First things first. Before you can save money, you should change your attitude from ” I CAN’T SAVE” to “YES, I CAN!!”. The mental preparation is very important.  When your mind is set and focused, it will be easier to accomplish your financial goals.

There are three types of savings that we all should have. The first one is the EMERGENCY FUND. Emergency fund should cover your regular monthly expenses SHOULD “emergency” situations arise like car breakdowns, work lay offs etc. Financial gurus advise to have at least six to eight months of emergency fund. For example, if your total monthly expenses amount to $1000, you should have at least $6000 to $8000 in your emergency fund. The second type of savings is the REGULAR SAVINGS. This type of savings is for specific items (usually big ticket items) that we want to have like car, vacation, downpayment to a house etc. And the third type of savings is the RETIREMENT SAVINGS. As the name implies, it’s a long-term type of savings. We use this savings to live comfortably when we retire. I will discuss this further on my future blogs.

I know, I know. There are lots of bills to pay every month, not to mention the unexpected expenses, and when all is paid and done, you barely have anything left. It can be overwhelming. However, SAVING IS NOT IMPOSSIBLE. You just have to prioritize and make some adjustments.

Let me share with you some of my tried and proven formulas in saving money.

1.) Pay Yourself First 

This has been said so many times. It’s true.
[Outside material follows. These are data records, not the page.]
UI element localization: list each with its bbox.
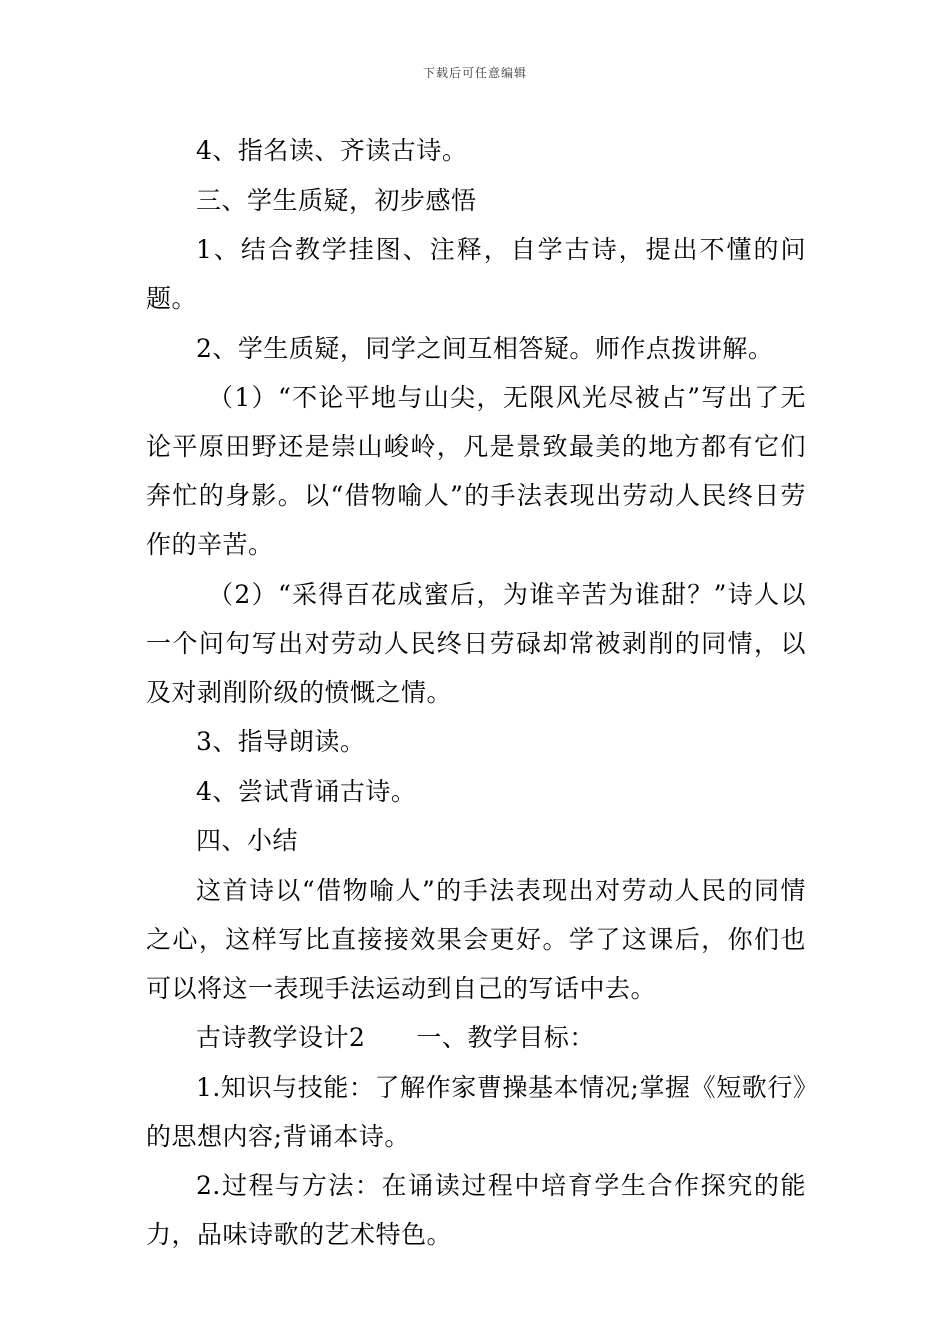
paragraph: 2、学生质疑，同学之间互相答疑。师作点拨讲解。 — [196, 333, 774, 363]
paragraph: 2.过程与方法：在诵读过程中培育学生合作探究的能力，品味诗歌的艺术特色。 — [146, 1171, 806, 1249]
paragraph: 1、结合教学挂图、注释，自学古诗，提出不懂的问题。 — [146, 235, 806, 313]
paragraph: （1）“不论平地与山尖，无限风光尽被占”写出了无论平原田野还是崇山峻岭，凡是景致最美的地方都有它们奔忙的身影。以“借物喻人”的手法表现出劳动人民终日劳作的辛苦。 — [146, 383, 806, 559]
paragraph: 1.知识与技能：了解作家曹操基本情况;掌握《短歌行》的思想内容;背诵本诗。 — [146, 1072, 806, 1151]
section-heading: 四、小结 — [196, 826, 299, 855]
paragraph: 这首诗以“借物喻人”的手法表现出对劳动人民的同情之心，这样写比直接接效果会更好。学了这课后，你们也可以将这一表现手法运动到自己的写话中去。 — [146, 875, 806, 1003]
paragraph: 3、指导朗读。 — [196, 727, 366, 756]
paragraph: 4、指名读、齐读古诗。 — [196, 136, 468, 165]
section-heading: 古诗教学设计2 一、教学目标： — [196, 1023, 595, 1052]
paragraph: （2）“采得百花成蜜后，为谁辛苦为谁甜？”诗人以一个问句写出对劳动人民终日劳碌却常被剥削的同情，以及对剥削阶级的愤慨之情。 — [146, 579, 806, 707]
paragraph: 4、尝试背诵古诗。 — [196, 776, 417, 806]
page-header-note: 下载后可任意编辑 — [422, 66, 527, 80]
section-heading: 三、学生质疑，初步感悟 — [196, 185, 477, 215]
document-body — [146, 126, 806, 1260]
Do you consider your bills to be more important than yourself?  I DON’T. I pay myself first.

Make It Automatic – Many employers nowadays offer an automatic deduction of some amount from your paycheck directly deposited to your savings account. Set one up with your payroll personnel. One of the advantages to this set up is that you don’t see the money and you’ll less likely to spend it.

Treat Savings as a Bill – When you create your budget, your number one expense should be your savings. Pay that bill every paycheck and see how it grows in a year or two.

2.) Windfalls 

When you receive a bonus, raise, tax refund or any unexpected income, PUT IT IN YOUR SAVINGS. I believe that these are good opportunities to bulk up your savings especially when you’re just starting.

3.) Cut Your Bills 

This is a sure-fire way to save. Think of ways on how to cut your bills. It doesn’t have to be drastic. A little cut back here and there can help you build your savings.

4.) “The Coin Approach”

At the end of the day, put those coins in a jar or in a piggy bank. Before you know it, you’ll have savings!

Don’t worry, it’s NEVER too late to save. I started late too. FYI, I was the original ambassador of the “Spend It Club” and there are things, very poor choices that I did with my money.

If you’re a starter, on your first month, maybe you can take out 2% of your net paycheck every pay period.Then, if you are comfortable with that and wants to put more, why not? From 2%, you can make it to 5%, 10% or even 20%…as long as you are comfortable with that amount. The keyword is COMFORTABLE.

So, are you ready to save?? Starting with your next paycheck?